理論的にZボソンとWボソンの質量の謎は解明されたものの、実際の観測は困難を極めた。これはZボソンとWボソンの質量があまりにも重い為、その質量と等価以上のエネルギーを与える為の強力な加速器の設置を待たなければならなかった為である。ただし、1973年にはCERNによって、弱い相互作用を媒介する電荷ゼロの粒子が介在しなければ説明のつかない電子の動きが観測され、Zボソンが実在する可能性が示された。きちんとしたZボソンの発見の報は、カルロ・ルビアとシモン・ファンデルメールが主導する陽子-反陽子衝突型加速器SPSによって、1983年3月にもたらされた。2ヶ月前にはWボソンも発見されており、2者には1984年のノーベル物理学賞が授与された。これは具体的な成果から受賞迄の最速記録でもある。
性質
Zボソンは91.2GeV/c^2の質量を持つ極めて重い素粒子であり、全素粒子の中で3番目に重い素粒子である。これは鉄原子よりも重い。この大きな質量から、平均寿命は3×10^-25秒と、素粒子どころか、観測されている全ての崩壊する粒子の中で最も寿命の短い粒子となっている。同じ理由で、弱い相互作用の到達距離がせいぜい10^-16~10^-17mの、事実上原子核の中に納まる理由となっている。
Zボソンは電荷を持たず、自分自身が反粒子である。電荷を持たない為、Zボソンが関与しても電荷は変化しない。スピンは1であるが、スピンも変化する事はない。何より弱い相互作用の特徴であるクォークのフレーバー (種類) の変化も生ずる事はない。クォークのフレーバーの変化はWボソンによってのみ起こる。これは、Wボソンによる相互作用が荷電カレントと呼ばれるのに対し、Zボソンは中性カレントと呼ばれ、Zボソンが変化させる事が可能なのは粒子の運動エネルギーのみであるという理由から生ずる。
しかしながらZボソンの存在は、特にニュートリノと他の粒子の相互作用において特に重要視される。

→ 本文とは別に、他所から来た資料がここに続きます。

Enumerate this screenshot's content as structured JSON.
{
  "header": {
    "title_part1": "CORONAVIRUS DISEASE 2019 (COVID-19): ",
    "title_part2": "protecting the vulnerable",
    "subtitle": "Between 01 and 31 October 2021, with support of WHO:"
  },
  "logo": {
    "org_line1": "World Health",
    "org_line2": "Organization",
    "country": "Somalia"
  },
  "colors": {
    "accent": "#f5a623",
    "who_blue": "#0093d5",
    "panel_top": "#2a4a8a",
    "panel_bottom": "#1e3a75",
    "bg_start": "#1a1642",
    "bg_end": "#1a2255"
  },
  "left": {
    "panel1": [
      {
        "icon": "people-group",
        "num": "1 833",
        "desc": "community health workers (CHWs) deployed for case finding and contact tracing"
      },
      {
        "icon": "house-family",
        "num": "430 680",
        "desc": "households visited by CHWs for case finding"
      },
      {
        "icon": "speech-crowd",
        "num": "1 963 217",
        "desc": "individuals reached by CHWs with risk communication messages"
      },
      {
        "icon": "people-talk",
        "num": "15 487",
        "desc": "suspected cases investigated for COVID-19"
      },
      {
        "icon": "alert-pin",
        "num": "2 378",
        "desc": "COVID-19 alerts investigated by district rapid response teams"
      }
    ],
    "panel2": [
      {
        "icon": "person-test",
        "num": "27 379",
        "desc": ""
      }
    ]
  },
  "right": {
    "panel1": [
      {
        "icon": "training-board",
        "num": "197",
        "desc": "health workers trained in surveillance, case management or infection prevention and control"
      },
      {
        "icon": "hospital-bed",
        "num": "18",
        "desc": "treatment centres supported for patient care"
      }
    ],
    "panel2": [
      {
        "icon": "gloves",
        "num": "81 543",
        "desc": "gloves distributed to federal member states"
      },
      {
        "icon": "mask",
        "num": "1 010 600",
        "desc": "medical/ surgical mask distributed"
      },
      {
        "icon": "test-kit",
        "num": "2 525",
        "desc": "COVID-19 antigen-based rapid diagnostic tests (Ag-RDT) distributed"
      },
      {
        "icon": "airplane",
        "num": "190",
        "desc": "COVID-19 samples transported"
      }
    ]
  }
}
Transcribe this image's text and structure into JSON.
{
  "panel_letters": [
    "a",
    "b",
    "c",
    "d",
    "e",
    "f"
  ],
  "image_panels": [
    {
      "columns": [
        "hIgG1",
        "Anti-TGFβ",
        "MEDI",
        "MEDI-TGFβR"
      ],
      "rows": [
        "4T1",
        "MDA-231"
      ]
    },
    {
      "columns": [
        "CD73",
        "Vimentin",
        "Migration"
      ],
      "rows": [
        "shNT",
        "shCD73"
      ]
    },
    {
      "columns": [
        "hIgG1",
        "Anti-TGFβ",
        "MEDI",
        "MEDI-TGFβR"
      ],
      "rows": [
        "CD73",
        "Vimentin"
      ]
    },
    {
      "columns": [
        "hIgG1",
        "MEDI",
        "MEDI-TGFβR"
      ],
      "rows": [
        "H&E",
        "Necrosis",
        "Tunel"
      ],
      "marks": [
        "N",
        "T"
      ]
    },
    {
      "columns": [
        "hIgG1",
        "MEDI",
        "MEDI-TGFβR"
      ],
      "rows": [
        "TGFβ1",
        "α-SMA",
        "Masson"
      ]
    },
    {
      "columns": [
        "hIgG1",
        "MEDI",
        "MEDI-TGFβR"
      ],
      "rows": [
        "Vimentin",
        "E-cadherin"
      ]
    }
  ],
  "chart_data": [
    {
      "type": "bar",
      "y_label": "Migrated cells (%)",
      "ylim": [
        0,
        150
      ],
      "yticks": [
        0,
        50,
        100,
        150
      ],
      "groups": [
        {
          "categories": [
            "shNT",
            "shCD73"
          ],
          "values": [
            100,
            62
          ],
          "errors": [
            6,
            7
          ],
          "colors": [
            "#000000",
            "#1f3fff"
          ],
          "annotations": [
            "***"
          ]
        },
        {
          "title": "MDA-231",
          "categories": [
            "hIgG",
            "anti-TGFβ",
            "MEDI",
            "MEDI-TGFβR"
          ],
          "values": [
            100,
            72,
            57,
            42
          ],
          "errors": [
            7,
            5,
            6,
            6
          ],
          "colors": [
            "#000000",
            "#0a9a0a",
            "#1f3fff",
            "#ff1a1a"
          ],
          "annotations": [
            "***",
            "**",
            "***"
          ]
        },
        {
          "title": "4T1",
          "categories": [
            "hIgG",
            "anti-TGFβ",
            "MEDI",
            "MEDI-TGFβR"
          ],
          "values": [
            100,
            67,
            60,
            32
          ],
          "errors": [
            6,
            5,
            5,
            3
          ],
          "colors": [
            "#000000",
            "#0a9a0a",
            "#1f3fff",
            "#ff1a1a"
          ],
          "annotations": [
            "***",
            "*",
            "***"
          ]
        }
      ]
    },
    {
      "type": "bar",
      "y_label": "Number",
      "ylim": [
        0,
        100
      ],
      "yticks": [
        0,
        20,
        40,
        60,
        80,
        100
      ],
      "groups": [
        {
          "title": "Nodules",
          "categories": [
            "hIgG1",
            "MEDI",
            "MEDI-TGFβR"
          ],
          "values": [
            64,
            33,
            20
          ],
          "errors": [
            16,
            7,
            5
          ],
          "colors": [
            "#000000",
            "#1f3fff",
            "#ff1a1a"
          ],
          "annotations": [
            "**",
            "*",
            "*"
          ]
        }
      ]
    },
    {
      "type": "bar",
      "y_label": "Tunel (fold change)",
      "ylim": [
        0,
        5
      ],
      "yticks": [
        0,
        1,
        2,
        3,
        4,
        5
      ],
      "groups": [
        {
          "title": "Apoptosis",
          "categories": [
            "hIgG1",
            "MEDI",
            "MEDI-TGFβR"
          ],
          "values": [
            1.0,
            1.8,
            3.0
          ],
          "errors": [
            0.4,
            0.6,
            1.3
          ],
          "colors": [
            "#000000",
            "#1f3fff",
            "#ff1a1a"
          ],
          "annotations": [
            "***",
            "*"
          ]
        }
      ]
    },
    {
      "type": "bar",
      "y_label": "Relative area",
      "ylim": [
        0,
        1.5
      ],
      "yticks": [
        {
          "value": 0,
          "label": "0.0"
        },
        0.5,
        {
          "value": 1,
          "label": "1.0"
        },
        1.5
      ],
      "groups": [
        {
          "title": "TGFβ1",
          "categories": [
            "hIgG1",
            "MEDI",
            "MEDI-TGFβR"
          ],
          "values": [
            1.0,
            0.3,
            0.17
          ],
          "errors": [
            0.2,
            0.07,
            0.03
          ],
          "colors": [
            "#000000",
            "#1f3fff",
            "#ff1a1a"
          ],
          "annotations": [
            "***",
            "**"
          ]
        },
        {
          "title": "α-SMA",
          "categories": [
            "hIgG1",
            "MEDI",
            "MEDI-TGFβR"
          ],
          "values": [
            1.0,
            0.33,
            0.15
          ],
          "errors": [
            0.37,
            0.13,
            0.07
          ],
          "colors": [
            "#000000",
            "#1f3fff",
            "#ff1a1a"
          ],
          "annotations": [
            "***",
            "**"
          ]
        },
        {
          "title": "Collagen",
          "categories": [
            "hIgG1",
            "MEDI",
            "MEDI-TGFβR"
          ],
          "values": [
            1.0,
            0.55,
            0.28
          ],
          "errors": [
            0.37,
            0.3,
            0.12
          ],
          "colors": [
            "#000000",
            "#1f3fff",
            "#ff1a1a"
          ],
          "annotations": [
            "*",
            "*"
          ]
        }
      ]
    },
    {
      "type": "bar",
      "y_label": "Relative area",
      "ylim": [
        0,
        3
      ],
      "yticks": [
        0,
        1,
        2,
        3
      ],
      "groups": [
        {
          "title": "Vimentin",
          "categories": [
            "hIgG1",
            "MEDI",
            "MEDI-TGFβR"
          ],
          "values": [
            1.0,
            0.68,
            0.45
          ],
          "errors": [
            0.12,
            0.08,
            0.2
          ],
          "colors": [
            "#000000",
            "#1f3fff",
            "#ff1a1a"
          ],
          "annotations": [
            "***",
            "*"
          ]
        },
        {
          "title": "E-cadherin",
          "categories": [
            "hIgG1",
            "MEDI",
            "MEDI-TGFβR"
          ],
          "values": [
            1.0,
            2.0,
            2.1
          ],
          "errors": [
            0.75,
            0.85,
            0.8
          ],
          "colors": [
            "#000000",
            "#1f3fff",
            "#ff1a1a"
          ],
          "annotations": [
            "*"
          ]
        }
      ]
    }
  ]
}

ニュートリノは電荷も色荷も持たず、電磁相互作用も強い相互作用も作用しない。質量はある物の極めて僅かであり、いずれにせよ量子力学の世界では重力相互作用自体が弱い力であり、事実上ゼロと見なしても良い。従ってニュートリノに作用できる基本相互作用は、弱い相互作用が唯一である。例えばニュートリノを照射すると、電子が突然運動エネルギーを持って運動するように見える現象が観測される。これはニュートリノと電子が相互作用をして運動エネルギーを交換した証拠となる。そしてニュートリノは弱い相互作用でしか作用できない事実と、この作用において電荷は存在出来ない (存在すれば運動エネルギーがこれほど弱すぎる事はない) という制約から、必然的に電荷ゼロのZボソンの存在が必要とされるのである。
また、Zボソンがハドロンに崩壊する過程の中性カレントでは、ニュートリノの世代数がハドロンへの崩壊確率に関与するという事実がある為、Zボソンの生成と崩壊を大量に観測する事によって、ニュートリノ、及びペアとなるレプトンやクォークの世代数を観測する試みがなされた事がある。結果として、その世代数は理論的にも実験的にも示されている3である事が確かめられている。
Zボソンは極めて稀ではあるが、ペアを組んでZZジボソンとなる事が出来る。このペアは非常に生成確率が低い為、2008年になるまで発見される事が無かった。ZZジボソンは非常に重い粒子同士の組み合わせである事と、ヒッグス場が介在する事から、当時未発見であったヒッグス粒子の実在を示唆する重要なステップとみなされた。